Extreme expectile estimation for short-tailed data, with an application to market risk assessment

TL;DR

This paper develops new methods for estimating extreme expectiles in short-tailed distributions, which are useful for risk management, especially when the tail behavior is bounded and not heavy.

Contribution

It introduces the first approach to tail expectile estimation in short-tailed settings, deriving asymptotic properties and proposing two semiparametric estimators.

Findings

Proposed estimators perform well in simulations.

Application to real market data demonstrates practical usefulness.

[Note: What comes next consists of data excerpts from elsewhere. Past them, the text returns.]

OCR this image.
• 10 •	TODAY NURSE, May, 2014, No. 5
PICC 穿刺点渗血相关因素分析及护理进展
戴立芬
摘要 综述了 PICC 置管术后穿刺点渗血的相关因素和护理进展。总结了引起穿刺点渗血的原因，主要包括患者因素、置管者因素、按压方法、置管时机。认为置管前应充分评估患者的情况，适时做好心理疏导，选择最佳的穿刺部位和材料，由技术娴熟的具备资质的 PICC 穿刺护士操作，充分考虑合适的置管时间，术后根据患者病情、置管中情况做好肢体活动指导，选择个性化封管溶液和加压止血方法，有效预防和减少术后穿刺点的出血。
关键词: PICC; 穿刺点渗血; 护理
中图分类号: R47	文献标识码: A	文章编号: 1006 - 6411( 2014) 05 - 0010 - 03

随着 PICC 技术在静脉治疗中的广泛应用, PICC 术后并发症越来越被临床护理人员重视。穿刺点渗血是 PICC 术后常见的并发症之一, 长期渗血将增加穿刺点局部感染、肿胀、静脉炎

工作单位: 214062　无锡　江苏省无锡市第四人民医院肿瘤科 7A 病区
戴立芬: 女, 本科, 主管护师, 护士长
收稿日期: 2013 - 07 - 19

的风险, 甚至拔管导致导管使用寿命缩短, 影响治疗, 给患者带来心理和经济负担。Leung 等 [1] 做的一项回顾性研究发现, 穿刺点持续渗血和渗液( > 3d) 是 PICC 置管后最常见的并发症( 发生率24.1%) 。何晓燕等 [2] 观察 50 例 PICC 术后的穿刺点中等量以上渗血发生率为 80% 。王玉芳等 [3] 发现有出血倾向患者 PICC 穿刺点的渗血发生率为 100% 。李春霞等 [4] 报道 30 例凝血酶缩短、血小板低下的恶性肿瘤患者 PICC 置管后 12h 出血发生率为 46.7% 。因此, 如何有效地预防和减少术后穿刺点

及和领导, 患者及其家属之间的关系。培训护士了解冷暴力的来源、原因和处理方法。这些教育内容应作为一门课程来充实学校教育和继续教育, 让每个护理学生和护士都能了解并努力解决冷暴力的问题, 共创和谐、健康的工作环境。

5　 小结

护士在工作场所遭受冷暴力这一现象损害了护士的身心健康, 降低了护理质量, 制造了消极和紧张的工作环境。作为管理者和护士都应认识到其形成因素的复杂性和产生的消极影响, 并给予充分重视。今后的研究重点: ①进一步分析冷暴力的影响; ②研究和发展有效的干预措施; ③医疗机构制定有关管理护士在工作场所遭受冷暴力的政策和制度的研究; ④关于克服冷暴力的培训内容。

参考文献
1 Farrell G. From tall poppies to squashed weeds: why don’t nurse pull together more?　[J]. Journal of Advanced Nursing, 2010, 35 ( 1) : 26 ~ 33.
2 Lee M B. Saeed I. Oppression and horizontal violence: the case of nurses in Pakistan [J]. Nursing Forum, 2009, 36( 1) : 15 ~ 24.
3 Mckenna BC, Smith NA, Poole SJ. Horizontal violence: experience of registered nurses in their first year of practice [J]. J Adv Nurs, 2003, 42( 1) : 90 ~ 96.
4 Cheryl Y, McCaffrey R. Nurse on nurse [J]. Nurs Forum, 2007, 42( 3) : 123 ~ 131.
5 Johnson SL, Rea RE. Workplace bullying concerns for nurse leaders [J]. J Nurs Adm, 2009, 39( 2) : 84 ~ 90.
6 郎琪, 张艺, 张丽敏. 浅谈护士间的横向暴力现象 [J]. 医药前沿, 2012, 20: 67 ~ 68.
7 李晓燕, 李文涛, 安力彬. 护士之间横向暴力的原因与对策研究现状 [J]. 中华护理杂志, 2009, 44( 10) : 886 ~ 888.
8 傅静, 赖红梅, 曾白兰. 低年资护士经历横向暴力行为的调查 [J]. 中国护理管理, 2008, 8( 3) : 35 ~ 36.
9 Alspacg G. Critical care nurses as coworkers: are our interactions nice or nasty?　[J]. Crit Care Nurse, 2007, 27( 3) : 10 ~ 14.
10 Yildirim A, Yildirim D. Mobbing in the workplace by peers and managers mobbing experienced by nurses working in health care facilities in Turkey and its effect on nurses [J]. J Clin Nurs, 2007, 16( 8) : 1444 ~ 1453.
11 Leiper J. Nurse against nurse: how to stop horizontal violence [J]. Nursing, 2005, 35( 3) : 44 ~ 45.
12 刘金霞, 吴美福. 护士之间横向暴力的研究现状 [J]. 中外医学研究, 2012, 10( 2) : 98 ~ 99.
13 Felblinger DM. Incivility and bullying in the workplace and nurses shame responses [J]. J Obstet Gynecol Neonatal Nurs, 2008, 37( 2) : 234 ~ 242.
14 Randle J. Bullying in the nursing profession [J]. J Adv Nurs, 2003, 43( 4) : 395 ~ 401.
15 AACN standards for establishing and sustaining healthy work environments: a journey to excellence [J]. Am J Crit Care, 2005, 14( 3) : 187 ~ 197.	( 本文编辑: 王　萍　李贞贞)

Theoretical results establish asymptotic properties of estimators.

Abstract

The use of expectiles in risk management has recently gathered remarkable momentum due to their excellent axiomatic and probabilistic properties. In particular, the class of elicitable law-invariant coherent risk measures only consists of expectiles. While the theory of expectile estimation at central levels is substantial, tail estimation at extreme levels has so far only been considered when the tail of the underlying distribution is heavy. This article is the first work to handle the short-tailed setting where the loss (e.g. negative log-returns) distribution of interest is bounded to the right and the corresponding extreme value index is negative. We derive an asymptotic expansion of tail expectiles in this challenging context under a general second-order extreme value condition, which allows to come up with two semiparametric estimators of extreme expectiles, and with their asymptotic properties in a general model of strictly stationary but weakly dependent observations. A simulation study and a real data analysis from a forecasting perspective are performed to verify and compare the proposed competing estimation procedures.